Emerging market private debt manager ILX is set to launch its second Sustainable Development Goals fund at US$2bn–$3bn, far larger than its US$1bn predecessor.
A pioneer in investing alongside multilateral development banks and development finance institutions, ILX is also aiming to take key sources of public capital – including the European Investment Bank and British International Investment – into loan syndications for the first time.
The ILX II fund closes in June and should feature European pension funds alongside Dutch compatriots of Amsterdam-headquartered ILX. ILX I was launched in 2022 by three of the country’s largest pension funds, with contributions of US$750m between ABP and bpfBOUW and US$300m from Pensioenfonds Vervoer.
The first fund has deployed US$650m in 30 projects in 15 countries across the developing world. This has involved participating in “B loan” syndications with the Asian Development Bank, European Bank for Reconstruction and Development, FMO, Inter-American Investment Corp and the International Finance Corp.
ILX I will have committed its remaining capital by summer, according to ILX chief executive Manfred Schepers.
The new fund will aim to invest US$500m–$750m annually in MDB/DFI B loans, which Schepers (who was EBRD chief financial officer for a decade to 2016) sees as potentially a US$100bn asset class that can address demands for public institutions to scale up their activity in support of the UN SDGs and climate finance goals in developing countries while mobilising far more private capital.
“By working with the MDBs you get a strong pipeline, impact and safeguarding. The loans themselves are in dollars and euros and they've got a track record of low default rates and high recovery rates,” he said, citing recent GEMS and World Bank disclosures.
Although project-level financing is not traditional for pension funds, Schepers sees great scope for their participation. B lenders are ranked pari passu with MDBs/DFIs and benefit from what he describes as their "specialised local expertise, rigorous due diligence and constructive recovery policy", as well as preferred creditor status.
Moreover, their loans are in line with other sub-investment-grade credit markets at SOFR plus 400bp.
Beyond Europe, ILX has already seen positive responses from funds in Canada and Japan.
ILX II will share ILX’s focus on four sectors: energy access and clean energy; sustainable industry and infrastructure; inclusive finance; and food security. These enable it to achieve an attractive risk/return profile with sufficient diversification and ability to scale up, Schepers said.

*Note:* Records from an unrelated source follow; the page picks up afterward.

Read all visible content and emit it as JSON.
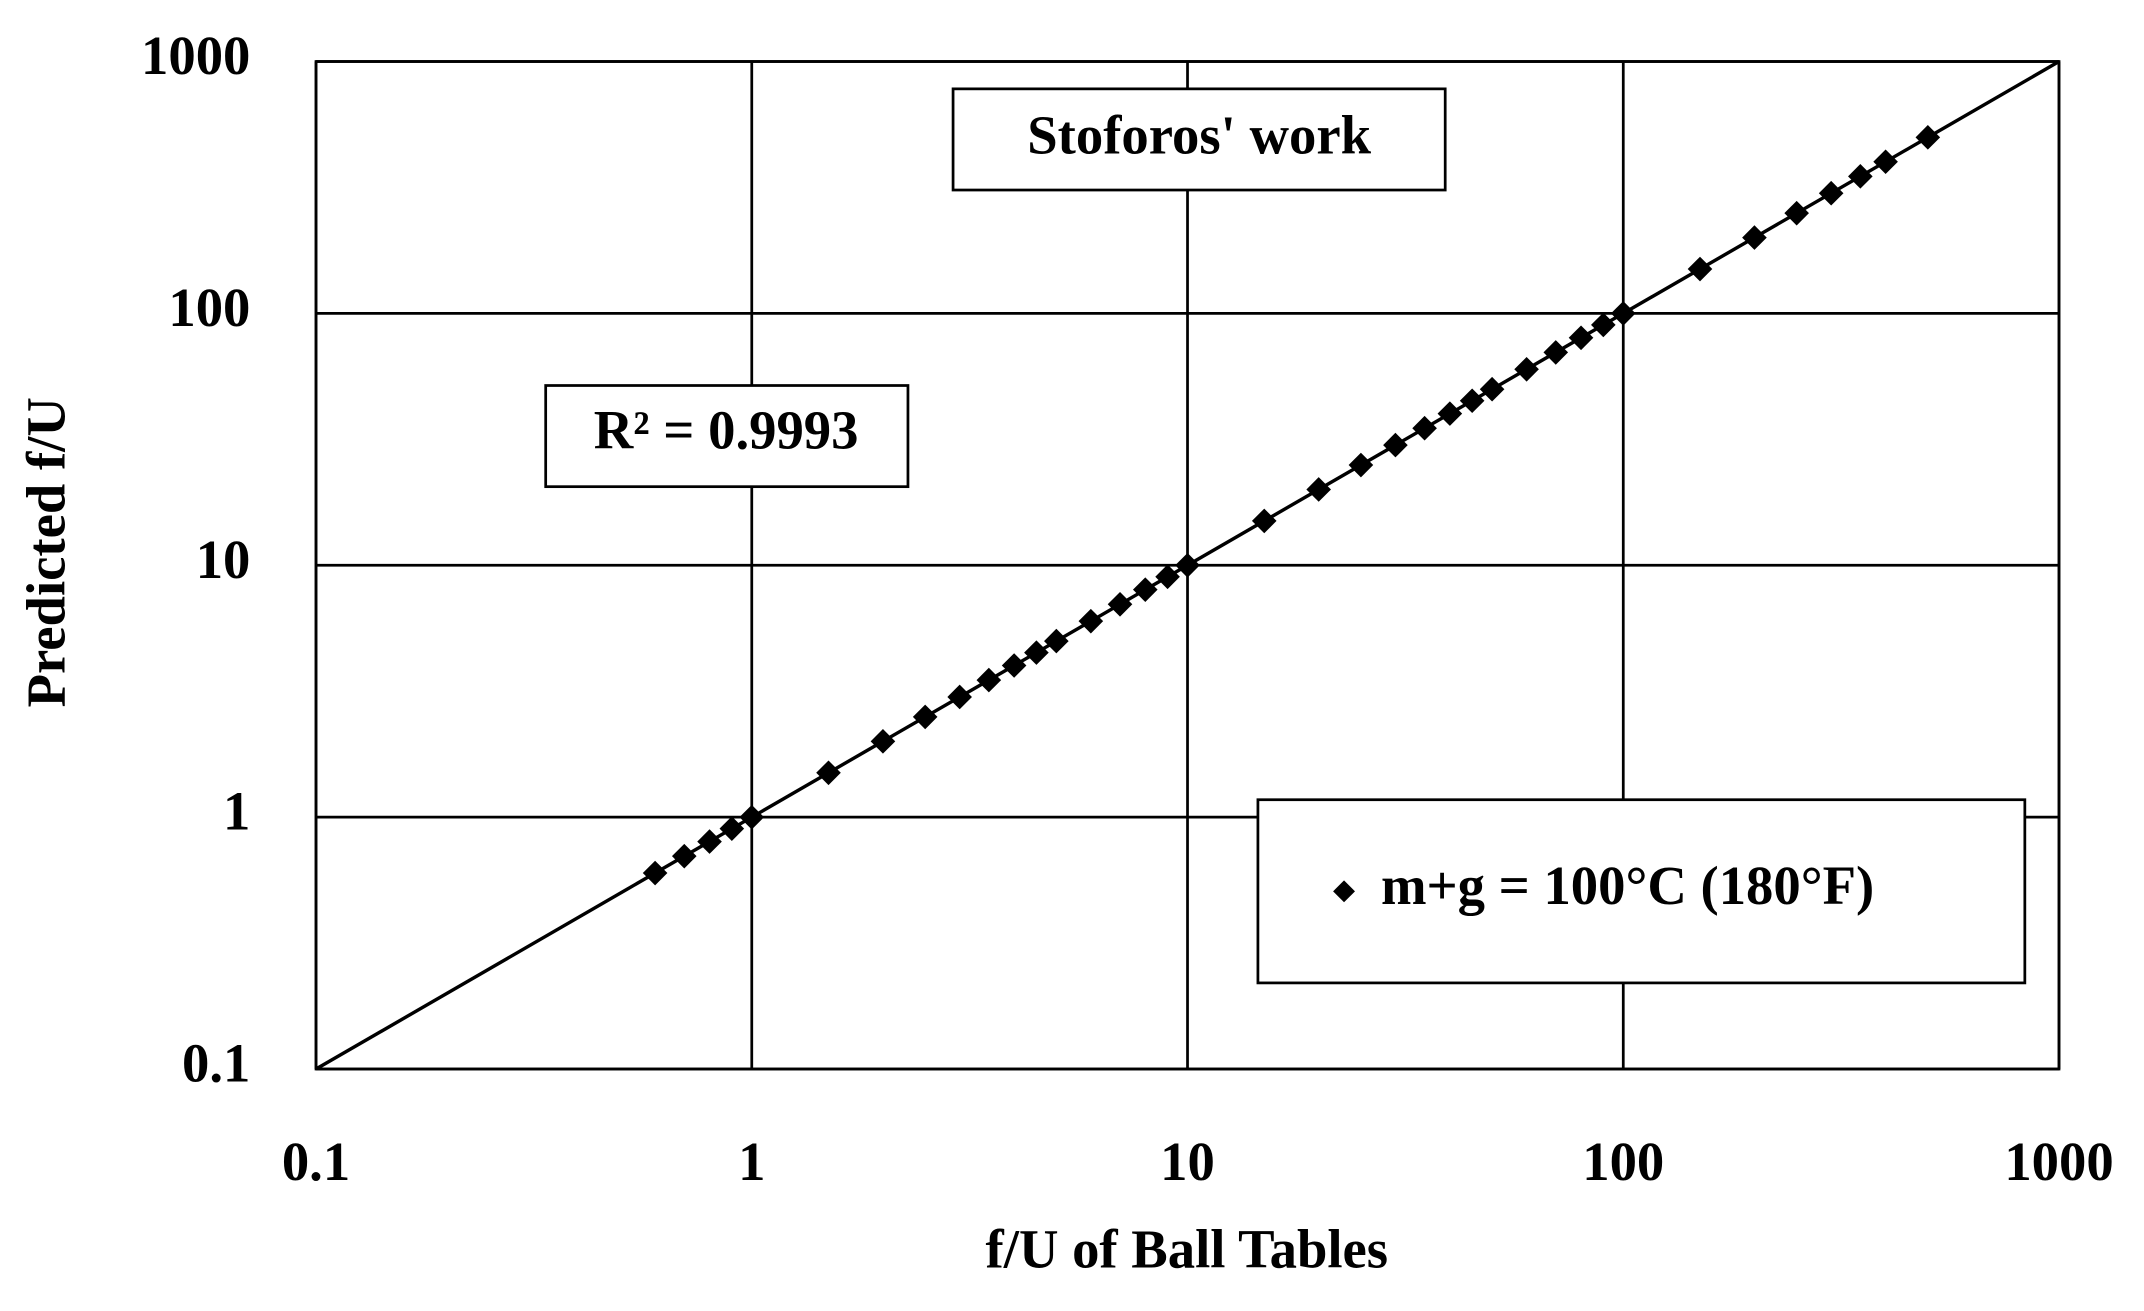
{
  "chart_data": {
    "type": "scatter",
    "xlabel": "f/U of Ball Tables",
    "ylabel": "Predicted f/U",
    "annotations": [
      "Stoforos' work",
      "R² = 0.9993"
    ],
    "xscale": "log",
    "yscale": "log",
    "xlim": [
      0.1,
      1000
    ],
    "ylim": [
      0.1,
      1000
    ],
    "xticks": [
      0.1,
      1,
      10,
      100,
      1000
    ],
    "yticks": [
      0.1,
      1,
      10,
      100,
      1000
    ],
    "grid": true,
    "legend": "lower right",
    "series": [
      {
        "name": "m+g = 100°C (180°F)",
        "color": "#000000",
        "x": [
          0.6,
          0.7,
          0.8,
          0.9,
          1,
          1.5,
          2,
          2.5,
          3,
          3.5,
          4,
          4.5,
          5,
          6,
          7,
          8,
          9,
          10,
          15,
          20,
          25,
          30,
          35,
          40,
          45,
          50,
          60,
          70,
          80,
          90,
          100,
          150,
          200,
          250,
          300,
          350,
          400,
          500
        ],
        "values": [
          0.6,
          0.7,
          0.8,
          0.9,
          1,
          1.5,
          2,
          2.5,
          3,
          3.5,
          4,
          4.5,
          5,
          6,
          7,
          8,
          9,
          10,
          15,
          20,
          25,
          30,
          35,
          40,
          45,
          50,
          60,
          70,
          80,
          90,
          100,
          150,
          200,
          250,
          300,
          350,
          400,
          500
        ]
      }
    ],
    "fit_line": {
      "color": "#000000",
      "x": [
        0.1,
        1000
      ],
      "values": [
        0.1,
        1000
      ]
    }
  }
}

He stressed the impact of this form of EM investing. “Emerging markets is where you get the greatest impact. That is where the overall challenges, both in terms of greenhouse gas emissions and sustainability, are by far the greatest.”
New names
Although MDB/DFI loan syndications date back over 60 years, with IFC having pioneered B loans, neither the EIB nor BII (the UK’s US$8bn-plus portfolio DFI), have made use of the technique.
In February, ILX and BII hosted a London event on sustainable, climate and development-focused EM opportunities for more than 100 professionals with one of the fund’s grant funders, the UK Foreign, Commonwealth and Development Office (the others were the German Ministry for Development Cooperation and the Netherlands’ Directorate General for International Cooperation).
BII’s first B loan with ILX I should close “quite soon”, Schepers said. The EIB’s B loan debut appears likely to take longer, but should still happen this year.
Part of ILX's activity is an “institutional co-investment programme” with the EBRD that the European Commission guarantees through its €13.1bn European Fund for Sustainable Development Plus.
Their recent deals include financing an extension of the Izmir metro in Turkey.
Much of the ILX team brings MDB/DFI backgrounds to their roles. This includes chief investment officer Elvira Eurlings, who spent more than a decade at FMO before leading the Dutch State Treasury Agency.
The firm also recently hired a veteran capital markets banker. Jonathan Greenwood, who was ABN AMRO's head of financial institutions and real estate and is a former colleague of Schepers at Swiss Bank Corp, now part of UBS, joined last month as an adviser.